The Cork visit marks the close of the first stage in the history of the Convention. At the opening of our session there it was decided to appoint a Grand Committee of twenty, whose task should be, “if possible, to prepare a scheme for submission to the Convention, which would meet the views and difficulties expressed by the different speeches during the course of the debate.” The Convention itself, after its deliberations of that week, would adjourn until the Committee was in a position to report. This second stage, purely of committee work, was to last much longer than anyone anticipated: the Convention did not reassemble till the week before Christmas. If that length of adjournment had been foreseen, the Committee would never have been appointed.
Mr. Lysaght in his first address to the Convention had pressed upon us the view that Sinn Fein could be won. But he warned us also (with such emphasis that some speakers afterwards resented it as a threat) that if the Convention produced no result, or an unacceptable result, or provoked suspicion by delay, the result would be a revolution. Already impatience was growing. We could publish no account of our proceedings: but it became known inevitably that we had not as yet reached one operative conclusion in our task of Constitution building.

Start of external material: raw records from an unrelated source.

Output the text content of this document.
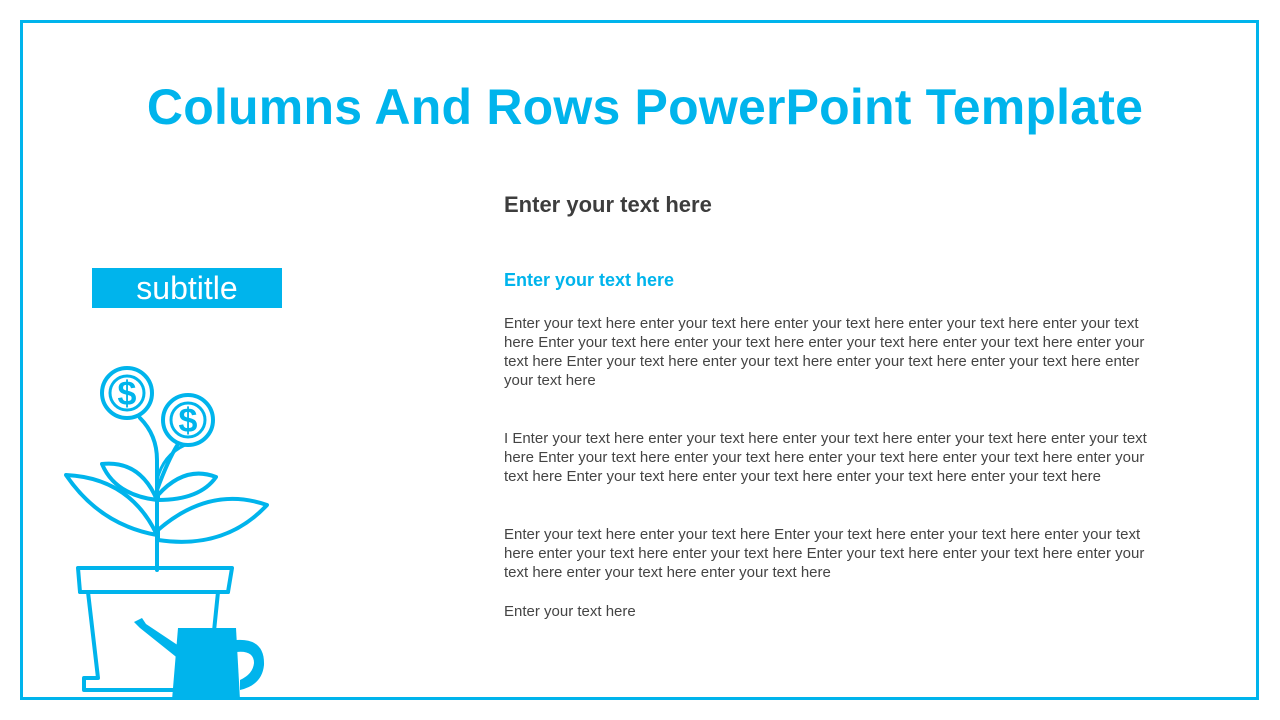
Columns And Rows PowerPoint Template
subtitle
$
$
Enter your text here
Enter your text here

Enter your text here enter your text here enter your text here enter your text here enter your text here Enter your text here enter your text here enter your text here enter your text here enter your text here Enter your text here enter your text here enter your text here enter your text here enter your text here

I Enter your text here enter your text here enter your text here enter your text here enter your text here Enter your text here enter your text here enter your text here enter your text here enter your text here Enter your text here enter your text here enter your text here enter your text here

Enter your text here enter your text here Enter your text here enter your text here enter your text here enter your text here enter your text here Enter your text here enter your text here enter your text here enter your text here enter your text here

Enter your text here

At Cork, Sir Horace Plunkett made an encouraging speech at the public luncheon; he announced the appointment of our Committee, which certainly looked like business. But only when we got to detail did men fully realize the difficulties and the embarrassing nature of the position.

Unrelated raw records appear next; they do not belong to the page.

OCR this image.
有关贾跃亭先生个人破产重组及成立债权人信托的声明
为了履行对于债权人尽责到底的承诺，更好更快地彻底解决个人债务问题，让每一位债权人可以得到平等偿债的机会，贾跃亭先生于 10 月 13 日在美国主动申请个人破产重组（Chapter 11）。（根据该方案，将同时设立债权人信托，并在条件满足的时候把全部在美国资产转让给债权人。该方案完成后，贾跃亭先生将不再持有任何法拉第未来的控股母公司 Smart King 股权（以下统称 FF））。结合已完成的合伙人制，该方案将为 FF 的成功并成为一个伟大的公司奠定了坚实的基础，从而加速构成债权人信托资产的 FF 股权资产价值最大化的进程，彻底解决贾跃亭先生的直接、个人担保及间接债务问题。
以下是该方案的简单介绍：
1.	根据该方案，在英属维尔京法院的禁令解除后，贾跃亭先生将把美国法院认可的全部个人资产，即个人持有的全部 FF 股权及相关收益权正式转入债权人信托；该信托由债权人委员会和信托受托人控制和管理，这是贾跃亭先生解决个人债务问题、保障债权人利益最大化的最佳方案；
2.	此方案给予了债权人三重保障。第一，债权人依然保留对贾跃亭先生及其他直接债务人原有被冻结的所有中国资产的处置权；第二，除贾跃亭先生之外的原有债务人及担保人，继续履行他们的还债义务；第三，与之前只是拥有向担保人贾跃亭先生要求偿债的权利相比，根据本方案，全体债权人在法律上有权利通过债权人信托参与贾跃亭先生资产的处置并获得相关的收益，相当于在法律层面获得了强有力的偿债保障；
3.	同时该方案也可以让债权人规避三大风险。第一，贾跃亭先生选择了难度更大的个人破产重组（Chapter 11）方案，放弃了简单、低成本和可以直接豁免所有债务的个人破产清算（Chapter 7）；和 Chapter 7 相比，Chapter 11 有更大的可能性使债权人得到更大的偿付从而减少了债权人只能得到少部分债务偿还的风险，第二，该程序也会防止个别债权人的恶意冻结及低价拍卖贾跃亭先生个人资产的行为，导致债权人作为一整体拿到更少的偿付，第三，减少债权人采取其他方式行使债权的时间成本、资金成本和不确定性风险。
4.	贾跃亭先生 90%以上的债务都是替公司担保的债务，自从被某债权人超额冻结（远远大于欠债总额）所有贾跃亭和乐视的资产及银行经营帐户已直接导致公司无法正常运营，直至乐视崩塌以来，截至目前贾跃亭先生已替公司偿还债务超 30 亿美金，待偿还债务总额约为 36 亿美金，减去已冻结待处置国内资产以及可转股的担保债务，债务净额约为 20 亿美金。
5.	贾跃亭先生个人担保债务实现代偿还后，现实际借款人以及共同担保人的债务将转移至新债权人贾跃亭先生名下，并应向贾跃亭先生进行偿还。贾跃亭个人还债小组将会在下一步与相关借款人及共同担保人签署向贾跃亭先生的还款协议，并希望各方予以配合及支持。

The Ashe affair had done more harm than we knew. When the Primate was making the hopeful speech from which a few words have already been quoted, he spoke also of our experience as having been a process of mutual education, which we needed to extend beyond our own assembly. He promised his help in this, and it was felt that Ulstermen generally were on their honour to report well of what they commended in our presence. They were, it seems, at least as good as their word; the Committee behind them was favourably impressed, and when we went to Cork—so I have been informed—the question of giving the delegates full powers to negotiate was under discussion. But this mood was dissipated by the angry temper in all sections which arose out of the imprisonments, the hunger-strikes, the penalties imposed, and the successive concessions to violent resistance.